Mass Torts in a World of Settlement

By Richard A. Nagareda | Go to book overview

CHAPTER VII
MANDATORY CLASS
ACTIONS REVISITED

With public legislation unlikely as a practical matter and with private contracts limited in their capacity to deliver peace, mass tort lawyers would continue to experiment with class settlements. As chapter 5 has observed, the Supreme Court's decisions in Amchem and Ortiz cast the important questions about peacemaking as questions of governance and representation—of who should design the grids to govern future claims and under what institutional constraints. Developments in the class action area since the Court's decisions highlight the tension between two competing answers—the subjects of this chapter and the next.

One strand of developments springs from the need to avoid the porousness of the Owens Corning National Settlement Program (NSP). The idea is to make any solution reached by way of a class action the exclusive, mandatory avenue for future claimants. The case for mandatory class treatment as “the only option” for mass torts as a whole comes in a series of important articles by David Rosenberg that build on his endorsement of risk-based claims.1 Rosenberg's writings represent the most detailed effort to build a case for mandatory class actions in the mass tort area. As such, they provide a useful point of departure for discussion of mass tort class actions after Amchem.

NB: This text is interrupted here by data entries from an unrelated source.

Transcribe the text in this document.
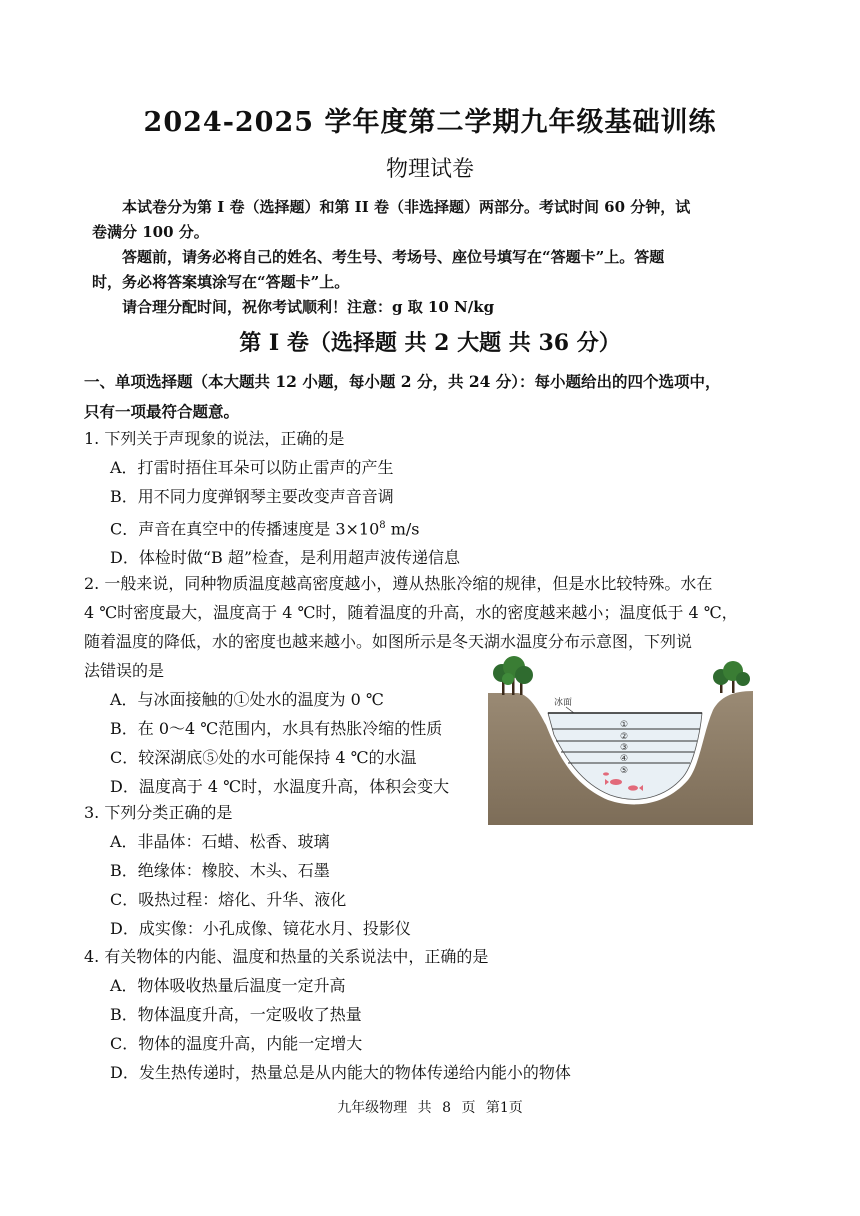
2024-2025 学年度第二学期九年级基础训练
物理试卷

本试卷分为第 I 卷（选择题）和第 II 卷（非选择题）两部分。考试时间 60 分钟，试

卷满分 100 分。

答题前，请务必将自己的姓名、考生号、考场号、座位号填写在“答题卡”上。答题

时，务必将答案填涂写在“答题卡”上。

请合理分配时间，祝你考试顺利！注意：g 取 10 N/kg

第 I 卷（选择题 共 2 大题 共 36 分）
一、单项选择题（本大题共 12 小题，每小题 2 分，共 24 分）：每小题给出的四个选项中，
只有一项最符合题意。

1. 下列关于声现象的说法，正确的是

A．打雷时捂住耳朵可以防止雷声的产生

B．用不同力度弹钢琴主要改变声音音调

C．声音在真空中的传播速度是 $3\times 10^8$ m/s

D．体检时做“B 超”检查，是利用超声波传递信息

2. 一般来说，同种物质温度越高密度越小，遵从热胀冷缩的规律，但是水比较特殊。水在

4 ℃时密度最大，温度高于 4 ℃时，随着温度的升高，水的密度越来越小；温度低于 4 ℃，

随着温度的降低，水的密度也越来越小。如图所示是冬天湖水温度分布示意图，下列说

法错误的是

A．与冰面接触的①处水的温度为 0 ℃

B．在 0～4 ℃范围内，水具有热胀冷缩的性质

C．较深湖底⑤处的水可能保持 4 ℃的水温

D．温度高于 4 ℃时，水温度升高，体积会变大

①
②
③
④
⑤
冰面

3. 下列分类正确的是

A．非晶体：石蜡、松香、玻璃

B．绝缘体：橡胶、木头、石墨

C．吸热过程：熔化、升华、液化

D．成实像：小孔成像、镜花水月、投影仪

4. 有关物体的内能、温度和热量的关系说法中，正确的是

A．物体吸收热量后温度一定升高

B．物体温度升高，一定吸收了热量

C．物体的温度升高，内能一定增大

D．发生热传递时，热量总是从内能大的物体传递给内能小的物体

九年级物理 共 8 页 第1页
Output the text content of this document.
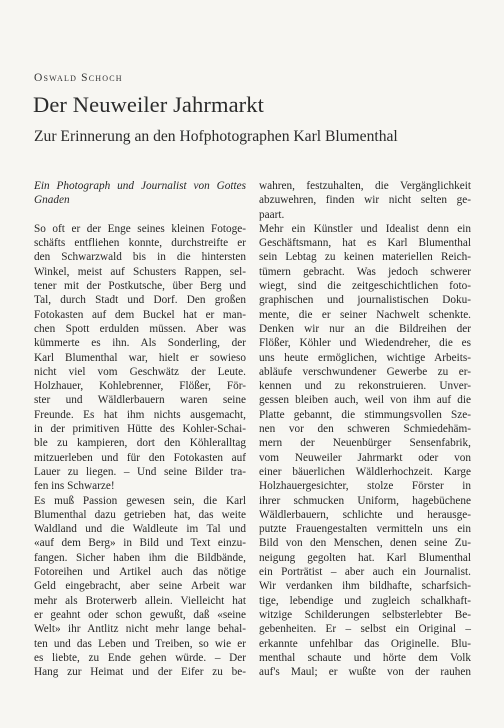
Oswald Schoch
Der Neuweiler Jahrmarkt
Zur Erinnerung an den Hofphotographen Karl Blumenthal
Ein Photograph und Journalist von Gottes
Gnaden
So oft er der Enge seines kleinen Fotoge-
schäfts entfliehen konnte, durchstreifte er
den Schwarzwald bis in die hintersten
Winkel, meist auf Schusters Rappen, sel-
tener mit der Postkutsche, über Berg und
Tal, durch Stadt und Dorf. Den großen
Fotokasten auf dem Buckel hat er man-
chen Spott erdulden müssen. Aber was
kümmerte es ihn. Als Sonderling, der
Karl Blumenthal war, hielt er sowieso
nicht viel vom Geschwätz der Leute.
Holzhauer, Kohlebrenner, Flößer, För-
ster und Wäldlerbauern waren seine
Freunde. Es hat ihm nichts ausgemacht,
in der primitiven Hütte des Kohler-Schai-
ble zu kampieren, dort den Köhleralltag
mitzuerleben und für den Fotokasten auf
Lauer zu liegen. – Und seine Bilder tra-
fen ins Schwarze!
Es muß Passion gewesen sein, die Karl
Blumenthal dazu getrieben hat, das weite
Waldland und die Waldleute im Tal und
«auf dem Berg» in Bild und Text einzu-
fangen. Sicher haben ihm die Bildbände,
Fotoreihen und Artikel auch das nötige
Geld eingebracht, aber seine Arbeit war
mehr als Broterwerb allein. Vielleicht hat
er geahnt oder schon gewußt, daß «seine
Welt» ihr Antlitz nicht mehr lange behal-
ten und das Leben und Treiben, so wie er
es liebte, zu Ende gehen würde. – Der
Hang zur Heimat und der Eifer zu be-
wahren, festzuhalten, die Vergänglichkeit
abzuwehren, finden wir nicht selten ge-
paart.
Mehr ein Künstler und Idealist denn ein
Geschäftsmann, hat es Karl Blumenthal
sein Lebtag zu keinen materiellen Reich-
tümern gebracht. Was jedoch schwerer
wiegt, sind die zeitgeschichtlichen foto-
graphischen und journalistischen Doku-
mente, die er seiner Nachwelt schenkte.
Denken wir nur an die Bildreihen der
Flößer, Köhler und Wiedendreher, die es
uns heute ermöglichen, wichtige Arbeits-
abläufe verschwundener Gewerbe zu er-
kennen und zu rekonstruieren. Unver-
gessen bleiben auch, weil von ihm auf die
Platte gebannt, die stimmungsvollen Sze-
nen vor den schweren Schmiedehäm-
mern der Neuenbürger Sensenfabrik,
vom Neuweiler Jahrmarkt oder von
einer bäuerlichen Wäldlerhochzeit. Karge
Holzhauergesichter, stolze Förster in
ihrer schmucken Uniform, hagebüchene
Wäldlerbauern, schlichte und herausge-
putzte Frauengestalten vermitteln uns ein
Bild von den Menschen, denen seine Zu-
neigung gegolten hat. Karl Blumenthal
ein Porträtist – aber auch ein Journalist.
Wir verdanken ihm bildhafte, scharfsich-
tige, lebendige und zugleich schalkhaft-
witzige Schilderungen selbsterlebter Be-
gebenheiten. Er – selbst ein Original –
erkannte unfehlbar das Originelle. Blu-
menthal schaute und hörte dem Volk
auf's Maul; er wußte von der rauhen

Attention to mandatory classes, however, has not been confined to scholarly writings. Developments in actual litigation have pushed in the same direction—albeit while stopping short of an across-the-board endorsement of the kind advanced by Rosenberg. One of the boldest experiments in recent years consists of an effort to obtain mandatory class treatment, if not for all claims involved in a given area of mass tort litigation then, at least, for punitive damage claims.